Однако впоследствии он нашел новую увлекшую его идею именно в этой пустоте; может быть, оттого, что смог наконец удовольствоваться собственным обществом, или потому, что его ум, неспособный ни на чем сосредоточиться, не мог выйти за свои пределы. В тот раз я ему ответил, дабы вдохнуть в него смелости. Мысль, пришедшая ему на ум, воодушевила и меня; может быть, думал я, он теперь уделит мне внимание, которого я достоин. Однажды вечером скрип половиц под ногами Ходжи затих у моей комнаты, и он спросил меня самым обычным, будничным тоном:
– Почему я – это я?
Мне захотелось придать ему смелости, и я ответил – сказал, что не знаю, почему он – это он, а потом прибавил, что этим вопросом часто – с каждым днем все чаще – задаются «там», среди «них». Когда я говорил это, у меня в голове не было ничего, чем я мог бы подтвердить свои слова, никакого примера, никакой идеи, ничего; просто я хотел дать такой ответ, который Ходже хотелось услышать; может быть, потому, что немудреным инстинктом почувствовал: ему понравится эта игра. Ходжа удивился. Он с интересом смотрел на меня, ожидая продолжения. Но я молчал, и он, не утерпев, переспросил: так, стало быть, «они» задаются этим вопросом? Я кивнул, а Ходжа, увидев улыбку на моем лице, сразу вскипел: он задает этот вопрос не потому, что его задают «они»; он не знал, что «они» его задают, и сам, без посторонней помощи пришел к нему, а что там делают «они», его нисколько не волнует!

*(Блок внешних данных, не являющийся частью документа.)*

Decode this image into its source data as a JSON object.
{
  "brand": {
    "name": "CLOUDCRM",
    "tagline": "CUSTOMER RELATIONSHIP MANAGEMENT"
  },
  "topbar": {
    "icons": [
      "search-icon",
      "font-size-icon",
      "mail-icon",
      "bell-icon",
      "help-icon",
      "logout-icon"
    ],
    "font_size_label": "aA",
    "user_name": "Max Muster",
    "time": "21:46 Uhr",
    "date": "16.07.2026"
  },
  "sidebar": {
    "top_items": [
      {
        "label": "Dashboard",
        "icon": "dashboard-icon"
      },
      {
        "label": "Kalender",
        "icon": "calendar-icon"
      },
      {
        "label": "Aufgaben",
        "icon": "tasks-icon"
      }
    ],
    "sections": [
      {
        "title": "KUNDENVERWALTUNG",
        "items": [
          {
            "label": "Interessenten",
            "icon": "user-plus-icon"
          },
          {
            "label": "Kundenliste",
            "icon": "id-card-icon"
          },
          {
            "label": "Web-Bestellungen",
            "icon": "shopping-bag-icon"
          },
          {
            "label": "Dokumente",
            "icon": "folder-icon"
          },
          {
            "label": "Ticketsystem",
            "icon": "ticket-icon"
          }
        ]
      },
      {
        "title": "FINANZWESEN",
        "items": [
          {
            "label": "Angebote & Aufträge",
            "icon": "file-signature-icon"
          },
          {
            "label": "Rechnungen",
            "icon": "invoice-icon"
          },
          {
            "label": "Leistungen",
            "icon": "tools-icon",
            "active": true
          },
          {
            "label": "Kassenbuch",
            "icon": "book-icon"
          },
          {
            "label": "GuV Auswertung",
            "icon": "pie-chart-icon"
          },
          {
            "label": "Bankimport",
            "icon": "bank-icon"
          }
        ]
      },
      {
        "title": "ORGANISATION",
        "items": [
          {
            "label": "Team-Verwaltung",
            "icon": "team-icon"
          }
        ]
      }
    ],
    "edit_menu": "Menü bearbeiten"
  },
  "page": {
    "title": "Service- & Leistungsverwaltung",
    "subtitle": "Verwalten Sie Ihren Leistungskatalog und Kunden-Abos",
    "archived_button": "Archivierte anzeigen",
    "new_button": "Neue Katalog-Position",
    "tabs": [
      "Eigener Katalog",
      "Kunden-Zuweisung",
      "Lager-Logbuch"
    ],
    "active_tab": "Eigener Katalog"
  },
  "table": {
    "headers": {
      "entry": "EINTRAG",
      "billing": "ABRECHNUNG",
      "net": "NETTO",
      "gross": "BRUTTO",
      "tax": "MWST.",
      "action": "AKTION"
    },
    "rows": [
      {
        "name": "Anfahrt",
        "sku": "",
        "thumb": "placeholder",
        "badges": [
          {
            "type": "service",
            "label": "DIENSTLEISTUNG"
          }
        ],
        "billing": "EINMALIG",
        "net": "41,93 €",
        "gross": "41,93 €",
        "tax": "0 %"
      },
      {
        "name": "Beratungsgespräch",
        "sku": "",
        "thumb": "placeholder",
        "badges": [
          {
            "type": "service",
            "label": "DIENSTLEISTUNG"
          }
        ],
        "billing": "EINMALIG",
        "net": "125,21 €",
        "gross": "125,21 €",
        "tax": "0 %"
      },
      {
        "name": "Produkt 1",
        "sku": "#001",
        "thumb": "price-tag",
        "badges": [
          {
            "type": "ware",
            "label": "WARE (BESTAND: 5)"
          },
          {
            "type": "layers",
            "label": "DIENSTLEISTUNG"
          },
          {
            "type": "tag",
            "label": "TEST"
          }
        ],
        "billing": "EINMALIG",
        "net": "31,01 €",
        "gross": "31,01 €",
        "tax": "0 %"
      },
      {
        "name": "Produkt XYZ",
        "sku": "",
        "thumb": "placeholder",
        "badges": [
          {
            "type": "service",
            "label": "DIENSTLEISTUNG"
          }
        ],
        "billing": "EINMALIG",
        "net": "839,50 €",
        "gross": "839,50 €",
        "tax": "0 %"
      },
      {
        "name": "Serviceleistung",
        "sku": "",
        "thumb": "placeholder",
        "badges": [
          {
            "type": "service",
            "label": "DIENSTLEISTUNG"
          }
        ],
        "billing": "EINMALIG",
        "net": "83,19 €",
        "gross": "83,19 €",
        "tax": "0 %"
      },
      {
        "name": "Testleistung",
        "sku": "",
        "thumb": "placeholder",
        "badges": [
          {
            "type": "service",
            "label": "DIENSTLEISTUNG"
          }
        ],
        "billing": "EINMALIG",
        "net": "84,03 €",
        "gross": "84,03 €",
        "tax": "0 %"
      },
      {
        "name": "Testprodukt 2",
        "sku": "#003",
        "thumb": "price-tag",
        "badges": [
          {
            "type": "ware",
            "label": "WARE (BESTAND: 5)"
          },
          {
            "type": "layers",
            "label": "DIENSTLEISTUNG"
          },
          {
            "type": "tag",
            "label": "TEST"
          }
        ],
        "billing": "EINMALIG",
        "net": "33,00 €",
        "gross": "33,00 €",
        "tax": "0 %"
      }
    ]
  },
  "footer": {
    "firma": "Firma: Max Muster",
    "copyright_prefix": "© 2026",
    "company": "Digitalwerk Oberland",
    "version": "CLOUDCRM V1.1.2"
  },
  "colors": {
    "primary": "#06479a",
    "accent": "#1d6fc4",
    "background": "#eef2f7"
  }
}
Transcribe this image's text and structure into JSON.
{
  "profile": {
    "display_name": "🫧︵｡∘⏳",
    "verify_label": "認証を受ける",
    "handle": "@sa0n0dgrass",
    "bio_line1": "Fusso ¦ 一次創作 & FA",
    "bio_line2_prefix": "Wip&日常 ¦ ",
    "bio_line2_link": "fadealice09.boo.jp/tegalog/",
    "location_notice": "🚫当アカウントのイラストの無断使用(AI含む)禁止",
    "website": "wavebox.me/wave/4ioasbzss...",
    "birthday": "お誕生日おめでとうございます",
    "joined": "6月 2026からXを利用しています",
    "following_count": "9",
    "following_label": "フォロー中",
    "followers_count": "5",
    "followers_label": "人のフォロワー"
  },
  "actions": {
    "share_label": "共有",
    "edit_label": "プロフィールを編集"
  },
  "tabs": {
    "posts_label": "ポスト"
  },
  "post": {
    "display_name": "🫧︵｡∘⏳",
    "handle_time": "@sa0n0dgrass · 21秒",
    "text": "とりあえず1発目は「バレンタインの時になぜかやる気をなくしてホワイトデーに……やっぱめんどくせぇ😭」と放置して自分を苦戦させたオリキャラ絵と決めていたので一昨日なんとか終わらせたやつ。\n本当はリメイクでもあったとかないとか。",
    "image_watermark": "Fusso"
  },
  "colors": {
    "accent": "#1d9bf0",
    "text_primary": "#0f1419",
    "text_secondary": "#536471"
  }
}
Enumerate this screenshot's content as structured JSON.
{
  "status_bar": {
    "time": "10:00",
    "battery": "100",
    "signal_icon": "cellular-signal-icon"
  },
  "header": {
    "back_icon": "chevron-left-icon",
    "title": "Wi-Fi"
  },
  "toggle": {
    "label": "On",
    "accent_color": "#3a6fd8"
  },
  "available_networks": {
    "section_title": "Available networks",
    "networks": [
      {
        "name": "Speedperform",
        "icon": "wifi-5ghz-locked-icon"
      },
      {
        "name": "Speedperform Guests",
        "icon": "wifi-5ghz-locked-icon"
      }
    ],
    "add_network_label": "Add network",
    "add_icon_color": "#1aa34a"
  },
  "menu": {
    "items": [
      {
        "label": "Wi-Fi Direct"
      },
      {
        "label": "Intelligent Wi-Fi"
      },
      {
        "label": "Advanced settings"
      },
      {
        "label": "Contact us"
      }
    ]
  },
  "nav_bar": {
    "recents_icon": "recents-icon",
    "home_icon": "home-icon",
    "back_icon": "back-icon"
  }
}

– У меня в ушах словно бы звучит голос, который постоянно напевает мне песню, – помолчав, продолжал он с каким-то странным видом.
Этот невидимый певец напомнил ему об отце: тот тоже незадолго до смерти начал слышать похожий голос, только песня была другая.
– У моего припев всегда один и тот же, – сообщил Ходжа, немного смутился, но продолжил: – «Я – это я, я – это я, ах!»
Я чуть было не рассмеялся, но удержал себя. Если бы это была шутка, Ходжа сам бы улыбнулся, а он не улыбался, но явно понимал, что может показаться смешным. Мне хотелось, чтобы он продолжал, а значит, следовало показать ему, что я вижу смешную сторону дела, но в то же время понимаю, в чем смысл припева. Я сказал, что эти слова нужно принимать всерьез и что, разумеется, голос, звучащий в его ушах, принадлежит не кому иному, как ему самому. Должно быть, он услышал в моих словах насмешку, потому что тут же вспылил: он и сам это знает, но хочет понять, зачем этот голос постоянно поет свою песню!